Janus Victoria’s “Spring Rhapsody” – her documentary in the making with lovely images she herself shot – was finalized yesterday. Started editing it a few weeks back. — with no script to follow. A tedious but challenging task as a film editor, but one I consider common. Tikoy Aguiluz’s “Father Balweg, The Rebel Priest,” also a documentary, shaped and formed in the same way too. In Spring though, after the images were lined up, and the structure was formed, Janus wrote to narrate her experiences during the trip. We then hear the interviewees mostly off-cam in between. Another friend of Janus cutely named Silver added shots and is responsible for the sound design and music.
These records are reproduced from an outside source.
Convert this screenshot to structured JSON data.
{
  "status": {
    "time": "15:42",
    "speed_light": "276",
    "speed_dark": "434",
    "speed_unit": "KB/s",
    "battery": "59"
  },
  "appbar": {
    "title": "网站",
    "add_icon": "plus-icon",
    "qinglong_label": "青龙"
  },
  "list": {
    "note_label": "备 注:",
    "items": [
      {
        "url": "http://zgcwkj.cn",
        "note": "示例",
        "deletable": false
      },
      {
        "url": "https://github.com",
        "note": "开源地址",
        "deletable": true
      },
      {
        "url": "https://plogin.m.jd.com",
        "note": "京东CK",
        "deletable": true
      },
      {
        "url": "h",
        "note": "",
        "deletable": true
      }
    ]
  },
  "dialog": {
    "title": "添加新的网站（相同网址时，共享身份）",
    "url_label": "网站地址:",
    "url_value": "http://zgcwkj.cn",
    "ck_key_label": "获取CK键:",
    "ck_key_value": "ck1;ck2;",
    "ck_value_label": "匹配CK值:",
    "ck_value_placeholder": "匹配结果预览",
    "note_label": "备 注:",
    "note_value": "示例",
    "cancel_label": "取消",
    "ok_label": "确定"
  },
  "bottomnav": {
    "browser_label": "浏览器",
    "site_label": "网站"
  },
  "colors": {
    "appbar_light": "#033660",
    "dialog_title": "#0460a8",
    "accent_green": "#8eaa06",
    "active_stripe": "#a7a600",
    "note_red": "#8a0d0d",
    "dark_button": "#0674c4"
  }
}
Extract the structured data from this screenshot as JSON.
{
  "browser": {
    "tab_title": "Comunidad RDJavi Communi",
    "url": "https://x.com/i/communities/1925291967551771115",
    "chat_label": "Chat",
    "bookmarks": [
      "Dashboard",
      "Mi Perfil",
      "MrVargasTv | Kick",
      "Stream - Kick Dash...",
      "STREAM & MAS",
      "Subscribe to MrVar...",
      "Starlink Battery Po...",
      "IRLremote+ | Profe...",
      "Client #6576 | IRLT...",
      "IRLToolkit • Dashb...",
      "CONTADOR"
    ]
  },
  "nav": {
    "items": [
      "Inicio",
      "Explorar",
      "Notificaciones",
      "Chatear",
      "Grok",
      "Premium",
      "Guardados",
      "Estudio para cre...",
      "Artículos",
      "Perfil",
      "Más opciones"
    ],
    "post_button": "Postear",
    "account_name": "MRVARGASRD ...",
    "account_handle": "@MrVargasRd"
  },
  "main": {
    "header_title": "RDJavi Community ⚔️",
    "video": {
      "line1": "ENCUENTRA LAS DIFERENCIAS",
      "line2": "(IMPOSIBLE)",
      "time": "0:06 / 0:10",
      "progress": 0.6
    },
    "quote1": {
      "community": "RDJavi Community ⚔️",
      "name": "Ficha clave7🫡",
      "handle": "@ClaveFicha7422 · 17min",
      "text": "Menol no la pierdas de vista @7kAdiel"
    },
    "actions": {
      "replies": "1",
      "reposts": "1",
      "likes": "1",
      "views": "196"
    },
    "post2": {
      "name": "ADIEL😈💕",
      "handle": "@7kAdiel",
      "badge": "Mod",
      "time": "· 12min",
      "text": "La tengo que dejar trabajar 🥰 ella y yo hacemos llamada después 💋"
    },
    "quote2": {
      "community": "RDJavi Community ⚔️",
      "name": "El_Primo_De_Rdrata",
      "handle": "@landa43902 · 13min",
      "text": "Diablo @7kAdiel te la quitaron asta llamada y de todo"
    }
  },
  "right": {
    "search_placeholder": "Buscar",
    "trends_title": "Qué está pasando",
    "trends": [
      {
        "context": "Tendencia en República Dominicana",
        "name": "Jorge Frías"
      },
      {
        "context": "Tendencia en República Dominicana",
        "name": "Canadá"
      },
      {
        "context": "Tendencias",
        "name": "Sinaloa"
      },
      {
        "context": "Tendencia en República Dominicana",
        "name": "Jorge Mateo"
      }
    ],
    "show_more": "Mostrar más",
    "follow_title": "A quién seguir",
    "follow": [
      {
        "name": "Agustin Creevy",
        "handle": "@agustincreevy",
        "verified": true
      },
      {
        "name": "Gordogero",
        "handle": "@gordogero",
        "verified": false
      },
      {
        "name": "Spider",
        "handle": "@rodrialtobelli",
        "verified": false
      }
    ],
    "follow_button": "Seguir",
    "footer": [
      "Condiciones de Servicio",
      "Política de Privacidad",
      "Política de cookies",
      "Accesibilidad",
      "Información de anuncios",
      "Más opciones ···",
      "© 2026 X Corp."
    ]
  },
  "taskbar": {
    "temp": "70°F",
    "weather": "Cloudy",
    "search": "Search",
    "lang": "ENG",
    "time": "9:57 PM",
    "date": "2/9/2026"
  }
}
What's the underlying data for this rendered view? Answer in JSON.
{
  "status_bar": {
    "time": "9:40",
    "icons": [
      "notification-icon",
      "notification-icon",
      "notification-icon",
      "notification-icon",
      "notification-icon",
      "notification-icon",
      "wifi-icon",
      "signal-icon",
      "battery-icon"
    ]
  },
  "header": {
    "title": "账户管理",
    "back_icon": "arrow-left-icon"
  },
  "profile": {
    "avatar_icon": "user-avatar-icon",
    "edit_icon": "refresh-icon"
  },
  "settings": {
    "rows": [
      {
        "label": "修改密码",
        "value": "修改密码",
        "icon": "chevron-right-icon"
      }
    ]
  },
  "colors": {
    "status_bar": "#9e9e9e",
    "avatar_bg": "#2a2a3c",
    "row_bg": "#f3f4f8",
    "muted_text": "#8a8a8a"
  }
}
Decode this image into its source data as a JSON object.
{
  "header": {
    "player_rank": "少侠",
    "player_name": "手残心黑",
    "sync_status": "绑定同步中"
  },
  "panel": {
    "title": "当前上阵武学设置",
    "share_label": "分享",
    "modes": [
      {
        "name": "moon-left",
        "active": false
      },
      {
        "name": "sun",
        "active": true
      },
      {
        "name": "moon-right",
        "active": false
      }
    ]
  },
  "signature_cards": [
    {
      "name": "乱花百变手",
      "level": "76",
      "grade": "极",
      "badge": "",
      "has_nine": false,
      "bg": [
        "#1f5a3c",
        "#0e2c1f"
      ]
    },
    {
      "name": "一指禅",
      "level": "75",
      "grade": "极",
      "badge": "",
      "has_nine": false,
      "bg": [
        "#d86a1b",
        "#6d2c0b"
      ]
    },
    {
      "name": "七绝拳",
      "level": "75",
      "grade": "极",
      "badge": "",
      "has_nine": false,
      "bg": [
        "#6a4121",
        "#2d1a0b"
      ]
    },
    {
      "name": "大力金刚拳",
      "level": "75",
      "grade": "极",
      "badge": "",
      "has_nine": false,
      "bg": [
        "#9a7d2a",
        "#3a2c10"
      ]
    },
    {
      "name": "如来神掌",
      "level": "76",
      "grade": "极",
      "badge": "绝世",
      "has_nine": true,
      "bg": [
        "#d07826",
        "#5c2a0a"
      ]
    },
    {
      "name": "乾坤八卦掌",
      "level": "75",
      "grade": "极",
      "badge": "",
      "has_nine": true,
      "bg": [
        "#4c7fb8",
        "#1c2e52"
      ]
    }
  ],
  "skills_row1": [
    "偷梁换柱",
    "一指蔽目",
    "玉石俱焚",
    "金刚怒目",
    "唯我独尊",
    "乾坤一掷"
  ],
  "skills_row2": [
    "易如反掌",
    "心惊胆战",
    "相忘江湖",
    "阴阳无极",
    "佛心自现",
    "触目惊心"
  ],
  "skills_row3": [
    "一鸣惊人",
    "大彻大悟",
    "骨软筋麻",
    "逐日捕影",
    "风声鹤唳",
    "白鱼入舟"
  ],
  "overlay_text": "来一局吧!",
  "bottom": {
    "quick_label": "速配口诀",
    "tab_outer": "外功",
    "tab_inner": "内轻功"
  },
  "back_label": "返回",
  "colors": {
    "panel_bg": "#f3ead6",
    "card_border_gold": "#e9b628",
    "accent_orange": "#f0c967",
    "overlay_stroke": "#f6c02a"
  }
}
Nice one, I should say…

The docu is a visual essay dealing with a topic Janus wants to make into a feature film — the journey she took in Japan, the people she met to see for herself, better understand and have a deeper insight of the “kodokushi” or the lonely death phenomenon Japanese people have as part of their culture. Interesting subjects were interviewed, featuring an amazing woman artist named Ami, a photographer, a musician in the park, an elderly woman who wishes a painless death, and most importantly, the kodokushi cleaners.

Setting is Japan.

Journey ni Janus. That is how I describe it. Kodokushi segments maybe culturally shocking to some though; with life and death metaphorically paralleled with spring and autumn. However, journeying with Janus will surely be a wonderful and memorable experience.